Crop Report Card:
The Spring Semester was full of beautiful greens; we still remember the crunch of big heads of lettuce. We had tons of cucumbers and summer squash from mid june through august. Spring time gave us the best radishes and bok choi and oodles of garlic scapes. The only spring crop that didn't meet our expectations was the snow peas which we never trellised and sort of lost. In early summer the PYO flower and herb garden really shaped up, we had Kat our herbalist wwoofer around to keep things under control and help folks find their way around. July brought beautiful broccoli and cauliflower and many people's favorite, purple cauliflower. We had excellent early summer carrots, though that seems like a distant memory as we lost most of our later carrot plantings.
Once the tomatoes and peppers started coming in July they were unstoppable. It wasn't quite as good a year for tomatoes and eggplant when compared to last year (too much rain in mid-summer) but the tomatoes were abundant and we learned a lot about which varieties people like (good old red) and don't like (white, yellow & weird). In August, the melons were drowned by rain, and while they were plentiful, most, with a few exceptions (yellow doll watermelon & sweetie honeydew) just weren't as tasty as last year.
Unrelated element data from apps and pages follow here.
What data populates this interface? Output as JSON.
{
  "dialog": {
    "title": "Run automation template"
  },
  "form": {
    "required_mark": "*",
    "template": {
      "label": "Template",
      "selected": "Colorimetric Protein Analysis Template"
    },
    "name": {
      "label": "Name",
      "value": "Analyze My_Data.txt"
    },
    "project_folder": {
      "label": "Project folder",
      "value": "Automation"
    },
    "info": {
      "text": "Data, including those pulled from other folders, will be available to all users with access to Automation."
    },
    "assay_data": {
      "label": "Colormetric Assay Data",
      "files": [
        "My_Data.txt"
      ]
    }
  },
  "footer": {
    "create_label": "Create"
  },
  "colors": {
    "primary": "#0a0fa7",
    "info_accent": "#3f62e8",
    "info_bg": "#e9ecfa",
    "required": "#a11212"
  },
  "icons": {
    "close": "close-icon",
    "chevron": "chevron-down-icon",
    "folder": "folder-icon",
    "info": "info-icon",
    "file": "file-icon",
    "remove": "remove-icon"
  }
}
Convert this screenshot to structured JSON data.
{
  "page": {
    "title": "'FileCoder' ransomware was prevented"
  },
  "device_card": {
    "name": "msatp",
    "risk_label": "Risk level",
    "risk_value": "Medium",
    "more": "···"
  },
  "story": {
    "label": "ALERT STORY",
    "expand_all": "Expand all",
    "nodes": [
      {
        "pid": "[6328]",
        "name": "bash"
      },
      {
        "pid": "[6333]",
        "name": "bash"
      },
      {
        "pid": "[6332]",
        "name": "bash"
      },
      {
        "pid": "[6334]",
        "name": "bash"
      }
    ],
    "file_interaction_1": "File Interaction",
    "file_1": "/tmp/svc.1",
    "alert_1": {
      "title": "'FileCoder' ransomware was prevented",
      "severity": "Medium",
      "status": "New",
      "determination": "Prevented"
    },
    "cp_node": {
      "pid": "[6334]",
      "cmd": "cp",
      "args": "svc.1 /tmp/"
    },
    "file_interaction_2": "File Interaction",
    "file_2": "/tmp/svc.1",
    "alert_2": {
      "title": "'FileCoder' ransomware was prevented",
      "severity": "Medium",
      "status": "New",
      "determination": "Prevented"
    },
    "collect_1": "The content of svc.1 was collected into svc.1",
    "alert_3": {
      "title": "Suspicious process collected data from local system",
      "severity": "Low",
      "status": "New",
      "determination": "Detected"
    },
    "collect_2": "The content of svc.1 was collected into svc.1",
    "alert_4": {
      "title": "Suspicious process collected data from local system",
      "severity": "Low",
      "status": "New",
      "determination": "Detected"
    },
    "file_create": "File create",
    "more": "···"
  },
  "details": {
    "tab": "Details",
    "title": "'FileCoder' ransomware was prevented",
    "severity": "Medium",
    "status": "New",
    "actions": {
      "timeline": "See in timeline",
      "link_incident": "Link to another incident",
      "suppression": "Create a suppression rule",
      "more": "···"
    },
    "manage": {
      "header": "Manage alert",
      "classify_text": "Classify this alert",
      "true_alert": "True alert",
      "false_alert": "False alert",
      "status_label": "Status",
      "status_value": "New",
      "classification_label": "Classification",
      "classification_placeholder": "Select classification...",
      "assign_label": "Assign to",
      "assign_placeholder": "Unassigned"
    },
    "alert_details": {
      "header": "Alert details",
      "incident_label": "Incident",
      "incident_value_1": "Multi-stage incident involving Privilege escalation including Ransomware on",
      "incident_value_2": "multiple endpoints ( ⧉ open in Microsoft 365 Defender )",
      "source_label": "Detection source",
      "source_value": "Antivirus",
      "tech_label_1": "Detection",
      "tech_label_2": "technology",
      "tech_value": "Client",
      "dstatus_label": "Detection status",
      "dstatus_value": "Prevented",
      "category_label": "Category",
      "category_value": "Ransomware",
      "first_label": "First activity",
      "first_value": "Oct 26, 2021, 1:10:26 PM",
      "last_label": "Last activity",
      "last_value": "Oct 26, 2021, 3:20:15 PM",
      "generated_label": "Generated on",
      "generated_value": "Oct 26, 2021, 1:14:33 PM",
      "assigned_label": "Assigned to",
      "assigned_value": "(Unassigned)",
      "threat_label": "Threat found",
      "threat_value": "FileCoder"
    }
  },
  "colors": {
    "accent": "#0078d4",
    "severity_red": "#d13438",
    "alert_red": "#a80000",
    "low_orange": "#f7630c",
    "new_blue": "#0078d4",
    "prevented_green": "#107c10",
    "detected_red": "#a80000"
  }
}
When the plants absorb too much rainwater, the sugars in the fruit get diluted, we had a lot of melons that looked lovely but tasted like cucumbers. The potatoes on the other hand were an amazing bumper crop, and we've heard form lots of folks who especially enjoyed the purple spuds. The garlic crop was great, and we saved most of it for replanting in order to grow even more next year. We had a bit of a mold scare with all the rain in August, but everything worked out and we ended up with enough for the CSA and about 5000 bigger cloves that we planted just a couple weeks ago.
The winter squash harvest was good, though yields were down from last year (due to the pesky summer rain and accompanying fungal issues). Again we learned more about our shareholder's varietal preferences, next year we'll plant more acorn and butternut and less of the big clunkers that seem to scare people. In the later weeks we had lots of husk cherries, apples, cabbage, beets (although small) and Brussels sprouts. The Brussels were particularly fulfilling as they had been a failure in 2007. We are proud to have had salad mix on the table every week for the entire season and I must say it is currently at its very best. This cool damp weather provides ideal conditions and there are thankfully few pests munching on the leaves.
The eggs have also been a great success, for the first few weeks in June we had a bit of a shortage, but once the girls started rolling, we consistently collected about 100 eggs a day with hardly any grain. It is incredible to think about the resources that are wasted in our society. By simply collecting foodwaste from a handful of restaurants in our little town, we were able to create approximately 10,000 eggs and make tons of compost which goes on to create tons of produce when applied to our fields. This is a beautiful synergistic example of a creative local food solution.
We thought we'd give everyone an opportunity to come by for an end of season vegetarian pot luck on Sunday November 9th from 3-6 PM. We'll be sharing a slide show from the season along with some Teleion Holon treats. We'll also give everyone eggs and salad greens to take home, a small token of our appreciation for all your support.
We still have lots of greens in the field and in our high tunnel so we are planning on selling eggs and salad greens self serve from the fridge in our house every Friday through December. Salad will be $4 for a half pound (we'll try to keep separate spicy and mild mixes) and we'll also have eggs for sale at $3/dozen. Come by Fridays at your convenience.
In other exciting news we are currently attempting to purchase some beautiful farmland near Manchester. With this land base we will be able to grow much more food, expand our CSA, and supply more markets. We have much more to learn, but we our hearts are deeply committed to feeding our neighbors. It is an incredible time to be doing this work and we need to invest now to meet the growing demand for safe local organic food. If you feel the spirit, you could help us by sharing your feedback on what being a part of our farm has meant to you (perhaps your words could soften up the loan officer tomorrow). Likewise we'd appreciate any feedback to help us improve for next year.
Finally, for anyone that hasn't noticed, Bonnie and I are expecting a new (very small) worker to join our farm sometime in early March. We look forward to introducing you all next season and promise to keep in touch.